Le cause sarebbero da analizzare con molta più calma e dettagli e competenza di quanto non possa fare io in questo breve pezzo. Certo è, che il ragionamento andrebbe fatto, dovrebbe essere base per tutto il resto. E scommetto alla cieca che, se fosse perseguita seriamente questa analisi, le ipotesi di soluzione che ora vanno per la maggiore crollerebbero come quella struttura.

Intanto, chi si salva, in questo bilancio fallimentare? Le Cinque Terre.

Ora mi domando e domando a voi : forse perché possono contare su una rete di trasporti, parcheggi, infrastrutture migliore, e sono più comode da raggiungere ? Perché si è incentivata l’edilizia turistica? O non piuttosto perché in confronto al resto della Liguria possono offrire incomparabili bellezze naturali che si lotta faticosamente per preservare dal cemento e dalle mani avide degli speculatori? Il fatto che alcuni borghi siano raggiungibili solo via mare o via treno vi pare che scoraggi il turista?

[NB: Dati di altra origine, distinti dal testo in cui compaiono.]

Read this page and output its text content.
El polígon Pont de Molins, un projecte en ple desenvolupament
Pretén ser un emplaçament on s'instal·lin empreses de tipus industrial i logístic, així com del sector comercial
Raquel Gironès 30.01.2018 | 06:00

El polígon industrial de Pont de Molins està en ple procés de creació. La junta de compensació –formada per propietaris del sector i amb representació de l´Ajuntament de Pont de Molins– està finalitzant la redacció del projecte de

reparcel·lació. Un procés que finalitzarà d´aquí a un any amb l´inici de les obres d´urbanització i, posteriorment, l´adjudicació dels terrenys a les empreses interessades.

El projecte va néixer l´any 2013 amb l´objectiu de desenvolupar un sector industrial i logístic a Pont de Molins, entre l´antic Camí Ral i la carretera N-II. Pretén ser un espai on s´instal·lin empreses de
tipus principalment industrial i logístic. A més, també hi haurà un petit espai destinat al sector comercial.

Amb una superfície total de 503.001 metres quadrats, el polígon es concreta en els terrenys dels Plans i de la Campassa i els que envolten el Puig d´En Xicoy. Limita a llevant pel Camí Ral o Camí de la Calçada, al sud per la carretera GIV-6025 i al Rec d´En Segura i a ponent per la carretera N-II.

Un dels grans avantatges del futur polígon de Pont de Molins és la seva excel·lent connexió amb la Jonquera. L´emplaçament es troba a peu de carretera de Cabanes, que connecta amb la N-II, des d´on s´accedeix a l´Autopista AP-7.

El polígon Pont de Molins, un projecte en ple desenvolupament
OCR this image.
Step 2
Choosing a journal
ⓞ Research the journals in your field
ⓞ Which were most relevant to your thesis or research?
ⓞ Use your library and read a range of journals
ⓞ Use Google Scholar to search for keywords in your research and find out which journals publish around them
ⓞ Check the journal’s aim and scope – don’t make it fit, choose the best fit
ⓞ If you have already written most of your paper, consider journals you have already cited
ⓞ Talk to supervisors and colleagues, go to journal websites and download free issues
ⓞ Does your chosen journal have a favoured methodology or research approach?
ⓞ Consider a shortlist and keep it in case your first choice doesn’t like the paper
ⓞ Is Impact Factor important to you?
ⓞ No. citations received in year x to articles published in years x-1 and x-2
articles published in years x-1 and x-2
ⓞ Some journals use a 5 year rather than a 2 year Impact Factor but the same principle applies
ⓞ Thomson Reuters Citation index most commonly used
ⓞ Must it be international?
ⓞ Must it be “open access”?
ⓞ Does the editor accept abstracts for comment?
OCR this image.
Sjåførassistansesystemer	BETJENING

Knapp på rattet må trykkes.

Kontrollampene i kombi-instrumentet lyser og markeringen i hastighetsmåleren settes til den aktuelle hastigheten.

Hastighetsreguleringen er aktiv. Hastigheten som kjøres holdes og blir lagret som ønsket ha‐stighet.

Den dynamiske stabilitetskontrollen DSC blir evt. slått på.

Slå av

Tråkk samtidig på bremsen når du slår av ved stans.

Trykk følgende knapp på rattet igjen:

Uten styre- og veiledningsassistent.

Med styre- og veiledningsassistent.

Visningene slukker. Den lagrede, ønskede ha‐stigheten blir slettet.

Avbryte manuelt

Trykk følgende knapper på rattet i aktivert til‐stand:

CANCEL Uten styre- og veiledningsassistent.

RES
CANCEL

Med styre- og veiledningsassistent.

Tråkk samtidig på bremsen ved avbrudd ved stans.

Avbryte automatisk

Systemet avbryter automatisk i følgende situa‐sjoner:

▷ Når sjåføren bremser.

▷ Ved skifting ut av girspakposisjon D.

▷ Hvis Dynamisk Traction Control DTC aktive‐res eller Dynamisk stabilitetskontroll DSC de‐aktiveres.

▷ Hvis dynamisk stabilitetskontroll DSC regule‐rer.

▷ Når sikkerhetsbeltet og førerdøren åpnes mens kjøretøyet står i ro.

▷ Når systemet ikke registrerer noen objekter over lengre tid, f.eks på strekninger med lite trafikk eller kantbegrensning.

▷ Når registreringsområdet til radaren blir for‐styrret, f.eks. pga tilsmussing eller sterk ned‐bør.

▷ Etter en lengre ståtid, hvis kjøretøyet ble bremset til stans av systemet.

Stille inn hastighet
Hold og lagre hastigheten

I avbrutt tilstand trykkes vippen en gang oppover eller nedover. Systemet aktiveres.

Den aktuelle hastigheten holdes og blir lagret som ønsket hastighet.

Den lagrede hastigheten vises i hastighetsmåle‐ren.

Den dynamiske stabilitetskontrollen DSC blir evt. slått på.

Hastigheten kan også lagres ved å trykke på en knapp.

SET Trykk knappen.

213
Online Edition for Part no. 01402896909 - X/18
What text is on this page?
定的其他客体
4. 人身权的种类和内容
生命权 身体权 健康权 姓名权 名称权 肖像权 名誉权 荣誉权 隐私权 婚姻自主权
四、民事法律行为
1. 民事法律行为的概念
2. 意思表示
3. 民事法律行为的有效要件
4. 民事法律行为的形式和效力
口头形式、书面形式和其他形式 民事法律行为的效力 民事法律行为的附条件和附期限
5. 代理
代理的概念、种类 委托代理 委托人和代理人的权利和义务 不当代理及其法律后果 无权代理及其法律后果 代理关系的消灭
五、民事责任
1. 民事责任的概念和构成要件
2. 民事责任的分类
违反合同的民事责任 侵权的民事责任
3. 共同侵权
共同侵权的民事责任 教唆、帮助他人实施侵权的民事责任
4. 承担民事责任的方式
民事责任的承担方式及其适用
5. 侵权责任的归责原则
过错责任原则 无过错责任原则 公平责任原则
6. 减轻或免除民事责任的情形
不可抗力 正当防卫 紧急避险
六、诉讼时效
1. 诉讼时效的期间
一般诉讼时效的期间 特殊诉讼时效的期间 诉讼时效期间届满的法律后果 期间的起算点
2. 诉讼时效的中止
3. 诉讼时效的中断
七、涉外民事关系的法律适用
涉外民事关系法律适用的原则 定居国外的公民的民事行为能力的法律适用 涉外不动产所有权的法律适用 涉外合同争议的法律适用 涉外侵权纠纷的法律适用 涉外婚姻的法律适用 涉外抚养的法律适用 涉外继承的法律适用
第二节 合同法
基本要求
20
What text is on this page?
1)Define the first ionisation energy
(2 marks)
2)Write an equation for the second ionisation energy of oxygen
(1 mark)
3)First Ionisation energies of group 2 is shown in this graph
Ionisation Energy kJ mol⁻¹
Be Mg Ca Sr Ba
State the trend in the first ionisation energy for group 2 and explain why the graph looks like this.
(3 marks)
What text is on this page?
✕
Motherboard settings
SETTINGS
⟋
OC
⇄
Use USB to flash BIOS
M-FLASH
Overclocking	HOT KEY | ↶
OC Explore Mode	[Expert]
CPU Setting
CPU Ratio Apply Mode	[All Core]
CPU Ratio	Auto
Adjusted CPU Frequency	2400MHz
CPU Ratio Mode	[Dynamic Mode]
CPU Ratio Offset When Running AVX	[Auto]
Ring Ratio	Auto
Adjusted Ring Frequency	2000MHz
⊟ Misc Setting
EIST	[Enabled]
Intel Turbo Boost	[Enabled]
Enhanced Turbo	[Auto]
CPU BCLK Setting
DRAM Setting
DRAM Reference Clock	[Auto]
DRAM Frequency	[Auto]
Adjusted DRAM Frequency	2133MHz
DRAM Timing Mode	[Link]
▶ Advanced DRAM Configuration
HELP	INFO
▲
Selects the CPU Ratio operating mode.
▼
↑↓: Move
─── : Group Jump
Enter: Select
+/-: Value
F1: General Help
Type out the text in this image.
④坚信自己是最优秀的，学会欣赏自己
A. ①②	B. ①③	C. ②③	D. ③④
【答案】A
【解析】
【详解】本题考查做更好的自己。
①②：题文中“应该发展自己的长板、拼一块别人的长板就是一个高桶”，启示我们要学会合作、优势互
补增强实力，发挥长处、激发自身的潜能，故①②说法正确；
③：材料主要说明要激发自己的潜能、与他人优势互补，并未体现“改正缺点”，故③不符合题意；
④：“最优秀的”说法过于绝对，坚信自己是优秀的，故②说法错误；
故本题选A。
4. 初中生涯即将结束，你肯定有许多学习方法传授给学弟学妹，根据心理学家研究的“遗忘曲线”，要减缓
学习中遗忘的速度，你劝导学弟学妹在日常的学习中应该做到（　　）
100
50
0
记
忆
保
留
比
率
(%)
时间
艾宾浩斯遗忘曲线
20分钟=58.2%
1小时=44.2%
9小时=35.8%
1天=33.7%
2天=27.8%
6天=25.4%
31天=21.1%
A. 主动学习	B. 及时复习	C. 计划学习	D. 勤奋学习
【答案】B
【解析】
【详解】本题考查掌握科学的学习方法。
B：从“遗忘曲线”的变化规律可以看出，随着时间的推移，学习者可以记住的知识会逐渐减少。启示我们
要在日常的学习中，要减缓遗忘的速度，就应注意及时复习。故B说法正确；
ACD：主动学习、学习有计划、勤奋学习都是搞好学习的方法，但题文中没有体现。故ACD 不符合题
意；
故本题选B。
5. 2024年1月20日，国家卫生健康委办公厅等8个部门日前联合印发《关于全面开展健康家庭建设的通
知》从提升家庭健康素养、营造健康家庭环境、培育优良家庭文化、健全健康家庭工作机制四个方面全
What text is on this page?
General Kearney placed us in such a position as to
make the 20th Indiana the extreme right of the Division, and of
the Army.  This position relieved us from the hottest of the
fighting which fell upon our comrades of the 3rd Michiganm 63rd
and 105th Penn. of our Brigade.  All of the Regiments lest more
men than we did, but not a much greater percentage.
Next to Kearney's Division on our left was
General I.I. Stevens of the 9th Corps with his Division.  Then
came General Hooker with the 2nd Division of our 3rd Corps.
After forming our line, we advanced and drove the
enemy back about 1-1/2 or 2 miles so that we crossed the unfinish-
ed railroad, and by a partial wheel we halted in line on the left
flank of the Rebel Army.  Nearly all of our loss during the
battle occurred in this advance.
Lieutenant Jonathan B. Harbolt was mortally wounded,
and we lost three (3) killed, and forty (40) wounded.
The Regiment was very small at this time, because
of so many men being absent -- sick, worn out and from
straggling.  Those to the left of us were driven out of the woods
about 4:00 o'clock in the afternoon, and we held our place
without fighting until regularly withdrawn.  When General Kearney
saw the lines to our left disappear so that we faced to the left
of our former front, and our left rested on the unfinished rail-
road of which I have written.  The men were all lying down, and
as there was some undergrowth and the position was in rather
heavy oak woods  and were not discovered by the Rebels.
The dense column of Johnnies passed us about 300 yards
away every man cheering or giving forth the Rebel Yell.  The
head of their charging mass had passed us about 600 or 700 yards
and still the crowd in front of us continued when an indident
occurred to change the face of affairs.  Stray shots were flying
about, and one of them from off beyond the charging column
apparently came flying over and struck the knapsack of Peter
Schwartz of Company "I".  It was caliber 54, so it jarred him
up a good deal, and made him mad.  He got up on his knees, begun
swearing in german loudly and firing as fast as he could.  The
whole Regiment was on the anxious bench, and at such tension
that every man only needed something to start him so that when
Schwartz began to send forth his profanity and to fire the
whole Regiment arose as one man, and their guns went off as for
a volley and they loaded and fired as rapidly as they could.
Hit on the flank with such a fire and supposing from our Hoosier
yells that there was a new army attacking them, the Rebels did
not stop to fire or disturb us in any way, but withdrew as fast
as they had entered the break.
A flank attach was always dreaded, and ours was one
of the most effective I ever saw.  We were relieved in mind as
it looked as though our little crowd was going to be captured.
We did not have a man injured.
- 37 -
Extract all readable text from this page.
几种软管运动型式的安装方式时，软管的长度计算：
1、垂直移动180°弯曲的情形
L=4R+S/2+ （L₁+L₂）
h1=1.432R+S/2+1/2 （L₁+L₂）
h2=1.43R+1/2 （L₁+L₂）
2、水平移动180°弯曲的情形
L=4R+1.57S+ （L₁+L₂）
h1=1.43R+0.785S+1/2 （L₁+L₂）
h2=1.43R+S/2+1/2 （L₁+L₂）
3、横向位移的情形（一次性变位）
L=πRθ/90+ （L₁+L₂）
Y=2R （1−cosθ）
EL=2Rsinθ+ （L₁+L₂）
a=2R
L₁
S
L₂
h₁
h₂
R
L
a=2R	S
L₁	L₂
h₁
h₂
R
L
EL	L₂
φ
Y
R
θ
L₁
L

Altro dato: questa estate Celentano, che rispetto ai normali villeggianti ha la fortuna di trovare spazi ed echi alle sue parole, si è lamentato del ponente ligure. Sono impressioni di cui comunque andrebbe fatto tesoro, per capire cosa non va. Almeno, con tutti i limiti e i dubbi del personaggio, si tratta di uno che ha saputo avere delle intuizioni e che era ecologista in tempi non sospetti, anzi, controcorrente. Molta enfasi è stata data alla sua critica del mare sporco, con conseguenti disamine su depuratori et similia e soliti palleggiamenti di responsabilità. Si è sorvolato invece, chissà come mai, sulle sue impressioni negative relative alla cementificazione selvaggia. Come se il panorama e le bellezze della natura non importassero affatto al turista medio.

Allora, se non vogliamo vedere ciò che è palese davanti ai nostri occhi, se ci rifiutiamo di analizzare e capire a fondo, è solo colpa nostra. Il traffico, tanto per cominciare, l’eccesso di automobili che non si sa più dove mettere è problema generale, non solo ligure (se non peggiorato dall’orografia del territorio) e non solo d’impatto sul turismo. Va affrontato quindi nel quadro generale. Per diminuirlo, possibilmente, non per incentivarlo.

Una volta spianate colline, asfaltato distese, costruito gallerie e piloni a dilaniare ulteriormente il territorio, dilapidato tempo, ambiente e risorse, potremmo con sorpresa accorgerci di non aver risolto un bel niente, ma solo intasato ulteriormente.  Secondo una metafora che mi piace citare, non si risolve una grave sovrappopolazione di conigli costruendo sempre nuove conigliere, ma solo limitando le nascite. Chi l’ha detto che il turismo migliore per l’economia locale dev’essere per forza basato su spostamenti di grandi masse? Non è meglio un turismo limitato, ma di qualità?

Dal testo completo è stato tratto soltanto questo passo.